L’expert illustre parfaitement cette limite : à la fois utilisateur lambda (comme tout utilisateur, il a ses propres attentes et sa propre expérience et différent de par son niveau de connaissance supérieur dans un domaine défini. Cette tendance à la simplification ultime renvoie l’expert à la place d’un utilisateur quelconque, pour une utilisation « grand publique » qui bafoue son expertise : peu à peu, l’expert en vient à perdre son expertise. L’expert est lui, justement, dans l’attente d’une certaine complexité, d’une fonctionnalité différente. Le design doit s’attacher à faire perdurer l’ensemble des fonctions complexes que l’expert s’attend à retrouver lors de son utilisation, tout en simplifiant son accessibilité.

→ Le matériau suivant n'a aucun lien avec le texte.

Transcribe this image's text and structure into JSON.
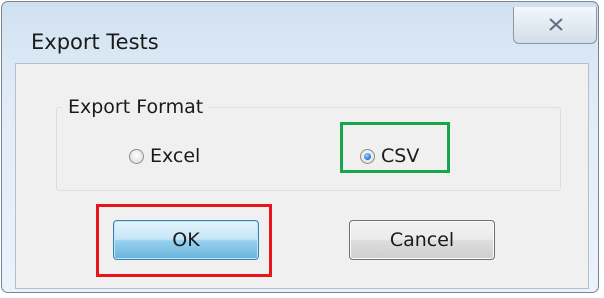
{
  "dialog": {
    "title": "Export Tests",
    "close_icon": "close-icon"
  },
  "export_format": {
    "legend": "Export Format",
    "options": [
      {
        "label": "Excel",
        "selected": false
      },
      {
        "label": "CSV",
        "selected": true
      }
    ]
  },
  "buttons": {
    "ok_label": "OK",
    "cancel_label": "Cancel"
  },
  "annotations": {
    "green_box_color": "#17a64a",
    "red_box_color": "#e8141b"
  }
}
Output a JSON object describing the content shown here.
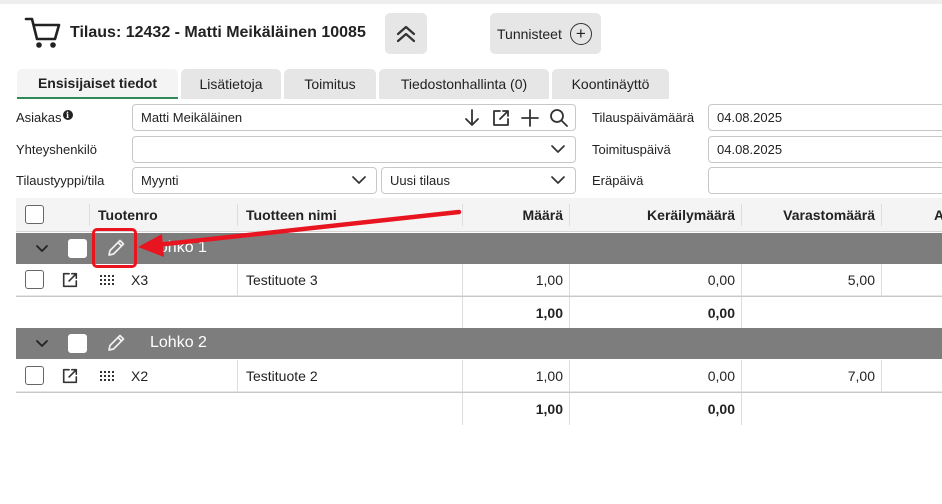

Pour poursuivre le raisonnement, nous avons vu qu’une simplification à outrance peut faire oublier la frontière réel-virtuel comme cela peut être le cas face à une machine tellement intégrée que l’Homme ne la distingue plus. Dans ce contexte, l’aide décisionnelle toujours plus présente peut avoir de graves conséquences.

Ainsi, il apparaît que le designer est aussi là pour placer des barrières, rappel à tout utilisateur des conséquences réelles de son action virtuelle. Prenons l’exemple des drones militaires : des pilotes décident de bombardement assis dans des fauteuils en cuir avec repose gobelet à portée de main. L’action d’un simple bouton déclenche, tel un jeu vidéo, une bien réelle explosion. Un environnement complètement inadapté au contexte d’utilisation, modifiant la perception de la réalité.

Le design ne peut se résoudre à une simplification extrême : il doit savoir nuancer et ainsi s’adapter, dès qu’il le peut, à son utilisateur cible.

La boite noire

« Trying’to’optimise’Tit’on’basis’of’knowledge’about’use’and’users,’we’risk’trapping’people’in’ a’ situation’where’ the’ use’of’our’designs’has’been’ overLdetermined’and’where’ there’ is’not’enough’space’left’to’act’and’improvise. »(1) Johan Redström

Cette citation illustre parfaitement le principe de la boîte noire où l’homme devient captif de ses propres créations, tellement aboutit qu’elle ne lui laisse prendre aucune décision. Nous en venons à appauvrir le dialogue jusqu’à faire totalement soumettre l’Homme à l’utilisation de la machine pour ne plus laisser place qu’à la machine. Nous pourrons prendre deux exemples progressifs :

– Le « Simple’Intelligent’Park’Assist » ou SIPA de la Toyota Prius ® où l’utilisateur se contente de gérer l’accélérateur

– La future « google’car » qui ne nécessitera plus d’homme pilote : la voiture se conduira elle-même d’un point A à un point B.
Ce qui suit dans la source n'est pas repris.